Diante do quadro, um gabinete de crise foi montado dentro do PL para conter danos políticos ao partido, preocupado desde já com as eleições de prefeitos no próximo ano, e orientar Michelle Bolsonaro sobre como proceder. “Quer dizer que eu ‘tenho tudo isso’ e não estava sabendo? Meu Deus! Vocês vão longe mesmo, hein?! Estou rindo da falta de cabimento dessa imprensa vexatória”, provocou ela, de forma absolutamente atabalhoada e equivocada, nas redes sociais. Em uma tentativa de explicação ao próprio partido, não convenceu os caciques do PL ao atribuir a crise a uma suposta perseguição de jornalistas, que estariam distorcendo o fato de que a intenção dos Bolsonaro sempre teria sido a de incorporar os presentes ao patrimônio público. Na verdade, as evidências até agora mostram o contrário.
A pancada, de fato, veio numa hora absolutamente inoportuna para a ex-primeira-dama. Uma semana antes do escândalo das joias, a cúpula do PL havia alinhavado detalhes finais sobre a futura agenda política de Michelle, que contemplava visitas a municípios de Minas Gerais, São Paulo, Rio de Janeiro e Santa Catarina. Os quatro estados são apostas da sigla para pelo menos triplicar o número de prefeitos nas eleições de 2024. “Toda denúncia deve ser investigada com transparência e, neste caso, é preciso aguardar as apurações conduzidas pelo Ministério Público e pela Polícia Federal”, minimiza o mandachuva do PL, Valdemar Costa Neto.
Dentro do partido, porém, o clima é de apreensão, já que o clã Bolsonaro é o principal ativo da legenda. Graças ao ex-presidente, o PL elegeu a maior bancada da Câmara, com quase 100 deputados, o que lhe garante fatias generosas dos fundos partidário e eleitoral. Já Michelle Bolsonaro, além de ser uma aposta para turbinar candidaturas femininas, é considerada até um plano B para o caso de o marido ser declarado inelegível. Ela é cotada como uma concorrente ao Palácio do Planalto, e o PL reservou 1 milhão de reais por mês só para custear as atividades da ex-primeira-dama. Potencial eleitoral ela mostrou que tem. Em 2022, Michelle se engajou na campanha à reeleição de Bolsonaro, causando repercussão positiva, e trabalhou pessoalmente nas campanhas da ex-ministra Damares Alves (Republicanos-DF) ao Senado e da jornalista Amália Barros (PL-MT) para a Câmara. Ambas foram eleitas.

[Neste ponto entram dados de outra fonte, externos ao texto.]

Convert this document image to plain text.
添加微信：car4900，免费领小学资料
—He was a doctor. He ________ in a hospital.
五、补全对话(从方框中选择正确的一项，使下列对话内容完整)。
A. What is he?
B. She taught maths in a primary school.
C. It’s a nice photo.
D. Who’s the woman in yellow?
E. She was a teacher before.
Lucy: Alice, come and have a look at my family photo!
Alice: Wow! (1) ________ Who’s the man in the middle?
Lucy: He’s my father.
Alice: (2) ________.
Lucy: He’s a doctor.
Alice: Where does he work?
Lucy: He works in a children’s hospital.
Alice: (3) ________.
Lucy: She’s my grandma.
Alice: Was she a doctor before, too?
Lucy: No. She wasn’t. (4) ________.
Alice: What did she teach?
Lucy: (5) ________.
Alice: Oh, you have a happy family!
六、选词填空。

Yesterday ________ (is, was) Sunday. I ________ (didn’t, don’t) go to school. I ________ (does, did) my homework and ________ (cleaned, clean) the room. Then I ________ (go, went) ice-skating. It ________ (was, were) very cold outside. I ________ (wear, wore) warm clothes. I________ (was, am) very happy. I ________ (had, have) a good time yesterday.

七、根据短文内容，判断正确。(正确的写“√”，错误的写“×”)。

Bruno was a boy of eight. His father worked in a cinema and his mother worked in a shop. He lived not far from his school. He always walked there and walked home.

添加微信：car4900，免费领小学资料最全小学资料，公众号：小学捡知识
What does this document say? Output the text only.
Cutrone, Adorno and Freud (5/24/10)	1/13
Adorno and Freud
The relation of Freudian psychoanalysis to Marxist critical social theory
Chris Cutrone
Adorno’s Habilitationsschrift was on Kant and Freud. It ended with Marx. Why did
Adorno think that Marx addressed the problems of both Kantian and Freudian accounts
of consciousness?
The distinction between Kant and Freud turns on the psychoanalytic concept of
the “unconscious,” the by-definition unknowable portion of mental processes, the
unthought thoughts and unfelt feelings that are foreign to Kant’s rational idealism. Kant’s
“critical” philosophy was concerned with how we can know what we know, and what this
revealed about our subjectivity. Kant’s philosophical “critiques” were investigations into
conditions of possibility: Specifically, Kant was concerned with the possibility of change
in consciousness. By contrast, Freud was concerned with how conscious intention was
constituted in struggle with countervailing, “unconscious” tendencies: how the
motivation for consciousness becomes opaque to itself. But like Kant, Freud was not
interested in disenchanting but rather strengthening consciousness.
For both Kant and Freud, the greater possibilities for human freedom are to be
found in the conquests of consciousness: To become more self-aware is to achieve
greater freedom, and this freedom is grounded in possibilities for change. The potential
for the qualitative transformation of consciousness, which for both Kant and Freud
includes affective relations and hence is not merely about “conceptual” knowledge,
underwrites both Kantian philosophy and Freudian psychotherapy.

Ciente de seu novo status político e dos danos que o caso pode causar, Michelle tem declarado reservadamente que não sabia do presente, que o marido não lhe contou do imbróglio e que, ao tomar pé da situação, até cogitou analisar os trâmites para a devolução do estojo ao governo saudita. A amigos próximos, chegou a culpar Bento Albuquerque pela confusão. Até agora, no entanto, não tomou nenhuma atitude, a não ser submergir. Ela quer ver se a poeira baixa até o próximo dia 21, quando, com ou sem joias de marca, protagonizará um ato pensado pelo PL como sua entrada triunfal no jogo político. De todo modo, é um mau começo.